Most foreign nationals need a study permit to study in Canada. A study permit is different from a visitor visa or electronic travel authorization (eTA), and many applicants also need one of those travel documents depending on their citizenship.
If you are planning to study in Canada, your study permit application is more than an admission letter. You may need to show that your program makes sense, that you have financial support, that you understand your responsibilities as a student, and that your application is complete.
This service is for students who want a stronger, better-organized application before submitting to IRCC.
Most foreign nationals need a study permit to study in Canada. A study permit is different from a visitor visa or electronic travel authorization (eTA), and many applicants also need one of those travel documents depending on their citizenship.
As an international student with a valid study permit, you can work up to 24 hours per week off-campus during regular academic sessions and full-time during scheduled breaks (winter, spring/summer). You may also work on-campus without a work permit.
A study permit application should clearly explain why you want to study in Canada, why the program makes sense for your goals, and how you plan to support yourself during your studies. RA Migration helps students prepare organized applications that connect education, finances, background, and future plans in a clear way.
We understand that study permit refusals can happen when the application is incomplete, unclear, or not supported with enough evidence. Our team helps review your documents, identify possible weaknesses, and prepare your file carefully before submission.
If studying in Canada is an important step for your future, RA Migration can help you prepare your application with clarity and attention to detail.
The letter of acceptance from a Designated Learning Institution (DLI) is the starting point. From there, IRCC needs to see: proof you can pay tuition and support yourself, a Provincial Attestation Letter (PAL or TAL) in most cases, a clean medical and background check, and this is the one that trips people up, a convincing statement of purpose that explains why this program, why Canada, and why you’ll leave when your permit ends.
Study permit refusals are often about “dual intent” and ties to your home country. Officers want to see that your study plan makes sense given your background, and that you have genuine reasons to return home after. A strong file addresses that head‑on rather than hoping it won’t come up.
Yes. IRCC has set the 2026 cap at 309,670 study permit applications accepted for processing from PAL/TAL‑required students, running from January 1 to December 31, 2026. This is a further reduction from 2024 and 2025 levels. IRCC expects to issue approximately 408,000 study permits in total in 2026 (155,000 to new arrivals, 253,000 to extensions and returning students).
For most applicants, that means you still need a Provincial or Territorial Attestation Letter (PAL/TAL) to apply. Without one, your application won’t even be accepted for processing, and your fees will be returned. PAL/TAL spaces are allocated to each province, and provinces distribute them to their designated learning institutions. Once a province’s allocation is used up, no more applications from that province will be accepted for the rest of the year.
The main strategic implication: apply early in the cap year if your program requires a PAL. Late applicants in popular provinces risk being shut out.
No. Effective January 1, 2026, master’s and doctoral students enrolled at public designated learning institutions no longer need a Provincial or Territorial Attestation Letter (PAL/TAL) with their study permit application. You’re also not counted against the cap. IRCC made this exemption specifically to attract research and graduate talent.

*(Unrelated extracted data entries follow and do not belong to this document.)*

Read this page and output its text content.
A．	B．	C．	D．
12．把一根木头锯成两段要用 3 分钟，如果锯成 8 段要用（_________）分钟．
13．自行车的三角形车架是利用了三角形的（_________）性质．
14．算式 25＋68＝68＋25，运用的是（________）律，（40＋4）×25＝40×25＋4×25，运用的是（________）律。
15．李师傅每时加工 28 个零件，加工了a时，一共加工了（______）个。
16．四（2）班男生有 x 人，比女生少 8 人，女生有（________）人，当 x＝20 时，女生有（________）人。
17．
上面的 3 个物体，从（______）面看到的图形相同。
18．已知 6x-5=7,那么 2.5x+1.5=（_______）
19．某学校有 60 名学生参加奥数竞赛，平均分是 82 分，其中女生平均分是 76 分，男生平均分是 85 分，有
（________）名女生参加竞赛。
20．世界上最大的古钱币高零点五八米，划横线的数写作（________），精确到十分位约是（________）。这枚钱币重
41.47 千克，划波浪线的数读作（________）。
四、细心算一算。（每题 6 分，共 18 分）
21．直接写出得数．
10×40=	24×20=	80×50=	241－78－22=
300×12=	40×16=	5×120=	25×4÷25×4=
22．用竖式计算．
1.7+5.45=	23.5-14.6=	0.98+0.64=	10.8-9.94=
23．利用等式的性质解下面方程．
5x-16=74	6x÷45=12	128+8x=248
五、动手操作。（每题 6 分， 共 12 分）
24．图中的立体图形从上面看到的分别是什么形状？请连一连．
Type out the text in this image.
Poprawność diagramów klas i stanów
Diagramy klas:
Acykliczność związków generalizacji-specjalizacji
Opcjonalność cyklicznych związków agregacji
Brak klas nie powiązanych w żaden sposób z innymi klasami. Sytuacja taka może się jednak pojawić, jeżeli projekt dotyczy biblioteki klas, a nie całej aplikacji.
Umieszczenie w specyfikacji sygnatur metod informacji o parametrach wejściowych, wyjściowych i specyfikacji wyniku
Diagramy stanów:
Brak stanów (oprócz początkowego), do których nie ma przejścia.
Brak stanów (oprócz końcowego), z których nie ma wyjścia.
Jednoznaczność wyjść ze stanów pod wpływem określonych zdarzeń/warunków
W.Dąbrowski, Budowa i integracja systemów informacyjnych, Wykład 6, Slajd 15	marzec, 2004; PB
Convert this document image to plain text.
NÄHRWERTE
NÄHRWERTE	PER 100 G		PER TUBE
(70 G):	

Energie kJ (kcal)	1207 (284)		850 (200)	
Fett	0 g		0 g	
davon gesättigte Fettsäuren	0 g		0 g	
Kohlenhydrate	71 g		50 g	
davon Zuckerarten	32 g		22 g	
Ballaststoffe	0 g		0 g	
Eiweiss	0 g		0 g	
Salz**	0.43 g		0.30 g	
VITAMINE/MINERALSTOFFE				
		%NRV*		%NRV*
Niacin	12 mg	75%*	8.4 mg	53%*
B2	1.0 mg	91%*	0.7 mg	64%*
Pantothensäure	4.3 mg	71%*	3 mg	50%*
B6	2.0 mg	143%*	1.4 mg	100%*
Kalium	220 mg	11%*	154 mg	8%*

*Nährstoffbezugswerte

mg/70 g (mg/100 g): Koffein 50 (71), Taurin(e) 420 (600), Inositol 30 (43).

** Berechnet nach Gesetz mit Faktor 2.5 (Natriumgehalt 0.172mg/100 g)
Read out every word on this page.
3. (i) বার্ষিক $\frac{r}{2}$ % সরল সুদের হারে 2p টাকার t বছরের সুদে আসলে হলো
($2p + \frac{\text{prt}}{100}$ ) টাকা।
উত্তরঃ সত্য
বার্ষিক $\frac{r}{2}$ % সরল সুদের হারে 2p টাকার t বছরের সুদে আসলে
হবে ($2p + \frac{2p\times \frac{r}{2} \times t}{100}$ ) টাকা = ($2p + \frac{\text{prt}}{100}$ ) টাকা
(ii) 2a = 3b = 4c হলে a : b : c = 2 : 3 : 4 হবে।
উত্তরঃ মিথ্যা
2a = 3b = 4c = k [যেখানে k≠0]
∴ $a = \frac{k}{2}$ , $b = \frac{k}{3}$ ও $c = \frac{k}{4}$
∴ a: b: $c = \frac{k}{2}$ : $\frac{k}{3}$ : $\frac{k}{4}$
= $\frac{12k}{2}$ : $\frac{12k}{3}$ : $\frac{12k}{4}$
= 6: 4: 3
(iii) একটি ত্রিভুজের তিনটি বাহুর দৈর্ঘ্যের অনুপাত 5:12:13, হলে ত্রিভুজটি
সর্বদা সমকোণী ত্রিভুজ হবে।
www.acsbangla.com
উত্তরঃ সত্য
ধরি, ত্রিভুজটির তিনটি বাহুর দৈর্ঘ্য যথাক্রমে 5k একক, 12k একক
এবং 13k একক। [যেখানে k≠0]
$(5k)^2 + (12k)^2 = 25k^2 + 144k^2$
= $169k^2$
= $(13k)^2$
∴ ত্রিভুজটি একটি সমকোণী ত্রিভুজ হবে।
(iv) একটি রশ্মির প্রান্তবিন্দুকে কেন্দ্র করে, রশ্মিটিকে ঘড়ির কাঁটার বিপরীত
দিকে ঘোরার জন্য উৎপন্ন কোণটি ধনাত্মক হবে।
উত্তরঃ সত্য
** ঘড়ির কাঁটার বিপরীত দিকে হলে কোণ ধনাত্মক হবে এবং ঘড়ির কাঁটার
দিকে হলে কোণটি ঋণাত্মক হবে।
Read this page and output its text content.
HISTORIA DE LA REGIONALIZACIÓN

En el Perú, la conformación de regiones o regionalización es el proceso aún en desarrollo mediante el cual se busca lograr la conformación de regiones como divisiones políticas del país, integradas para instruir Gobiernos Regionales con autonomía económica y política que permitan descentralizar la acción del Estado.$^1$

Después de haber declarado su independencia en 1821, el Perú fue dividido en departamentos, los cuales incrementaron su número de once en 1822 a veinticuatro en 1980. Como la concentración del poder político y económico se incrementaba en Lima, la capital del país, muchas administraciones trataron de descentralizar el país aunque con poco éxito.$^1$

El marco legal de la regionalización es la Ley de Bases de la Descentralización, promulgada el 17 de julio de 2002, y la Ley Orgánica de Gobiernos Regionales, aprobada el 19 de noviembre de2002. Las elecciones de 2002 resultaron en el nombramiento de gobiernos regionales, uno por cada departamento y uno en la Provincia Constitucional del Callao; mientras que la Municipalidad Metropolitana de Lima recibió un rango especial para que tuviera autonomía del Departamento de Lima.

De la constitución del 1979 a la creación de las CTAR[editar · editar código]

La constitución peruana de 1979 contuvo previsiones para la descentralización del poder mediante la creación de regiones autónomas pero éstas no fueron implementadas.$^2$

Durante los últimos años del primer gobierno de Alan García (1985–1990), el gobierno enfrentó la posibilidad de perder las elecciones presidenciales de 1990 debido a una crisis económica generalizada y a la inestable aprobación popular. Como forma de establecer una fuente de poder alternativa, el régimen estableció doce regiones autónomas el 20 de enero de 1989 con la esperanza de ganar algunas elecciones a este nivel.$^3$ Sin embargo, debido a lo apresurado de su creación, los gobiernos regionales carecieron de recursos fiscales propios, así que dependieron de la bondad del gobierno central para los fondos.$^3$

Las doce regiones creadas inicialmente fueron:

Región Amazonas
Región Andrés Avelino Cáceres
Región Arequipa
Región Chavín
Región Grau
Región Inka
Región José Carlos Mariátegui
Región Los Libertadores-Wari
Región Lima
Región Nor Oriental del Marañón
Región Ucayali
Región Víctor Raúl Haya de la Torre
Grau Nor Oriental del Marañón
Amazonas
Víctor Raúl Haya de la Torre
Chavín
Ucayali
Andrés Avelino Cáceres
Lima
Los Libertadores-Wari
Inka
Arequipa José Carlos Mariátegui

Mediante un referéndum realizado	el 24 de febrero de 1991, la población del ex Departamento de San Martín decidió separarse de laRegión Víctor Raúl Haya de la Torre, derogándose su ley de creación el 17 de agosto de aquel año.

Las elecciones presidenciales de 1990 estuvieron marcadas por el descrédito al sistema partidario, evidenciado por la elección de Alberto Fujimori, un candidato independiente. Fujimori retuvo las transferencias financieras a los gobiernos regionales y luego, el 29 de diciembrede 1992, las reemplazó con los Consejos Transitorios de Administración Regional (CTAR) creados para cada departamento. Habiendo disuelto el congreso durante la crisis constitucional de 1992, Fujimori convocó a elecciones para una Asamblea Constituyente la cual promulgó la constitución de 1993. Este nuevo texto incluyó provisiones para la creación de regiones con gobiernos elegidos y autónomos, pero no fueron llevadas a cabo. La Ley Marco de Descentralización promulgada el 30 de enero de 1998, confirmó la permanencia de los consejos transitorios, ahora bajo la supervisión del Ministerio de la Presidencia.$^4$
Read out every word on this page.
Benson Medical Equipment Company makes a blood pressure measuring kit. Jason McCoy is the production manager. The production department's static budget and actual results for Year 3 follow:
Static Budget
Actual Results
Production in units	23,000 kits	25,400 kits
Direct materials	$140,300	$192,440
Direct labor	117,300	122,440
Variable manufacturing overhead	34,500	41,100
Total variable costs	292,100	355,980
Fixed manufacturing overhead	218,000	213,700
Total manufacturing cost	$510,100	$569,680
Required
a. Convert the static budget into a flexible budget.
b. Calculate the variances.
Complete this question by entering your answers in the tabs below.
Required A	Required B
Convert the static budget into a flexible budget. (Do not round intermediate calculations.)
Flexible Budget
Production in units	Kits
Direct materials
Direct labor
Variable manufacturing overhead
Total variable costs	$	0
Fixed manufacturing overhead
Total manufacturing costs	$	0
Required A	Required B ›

Quick caveats: the exemption is for public DLIs only; private institutions are generally not covered. Quebec still has its own process. You’ll typically need a CAQ, which functions as your attestation. If you’re moving from a bachelor’s to a master’s at the same public institution, you’ll also often qualify for the PAL exemption when you apply for your extension. PhD applicants may also qualify for expedited two‑week processing under a dedicated stream.
IRCC raised the cost‑of‑living requirement significantly starting September 1, 2025. You must now prove you have at least $22,895 CAD for one year of living expenses (in addition to paying for your first year of tuition and for transportation to and from Canada). If you’re bringing family, the required amount is higher, aligned with the Statistics Canada Low‑Income Cut‑Off (LICO) scale.
This is more than double what the threshold was just a few years ago. IRCC updates the amount annually and may continue to raise it, so always confirm the current figure before applying. Showing the right funds, in the right form, from the right source, with a clear paper trail, has become a leading reason study permit applications succeed or fail.
A Post‑Graduation Work Permit (PGWP) is an open work permit granted to eligible international graduates of Canadian programs. Open means you can work for almost any employer in Canada, no LMIA, no employer‑specific permit. It’s one of the most valuable tools in Canadian immigration because it lets you build the Canadian work experience you need to apply for PR through Express Entry’s Canadian Experience Class.
Key rules to know: your program must be at a PGWP‑eligible DLI; it generally must be at least 8 months long; PGWP length is tied to program length (up to 3 years); and you only get one PGWP in your lifetime. Importantly, IRCC has tightened PGWP eligibility in recent years. Many private college partnerships, short programs, and certain fields of study no longer qualify, and there are now field‑of‑study requirements tied to labour market needs for college graduates.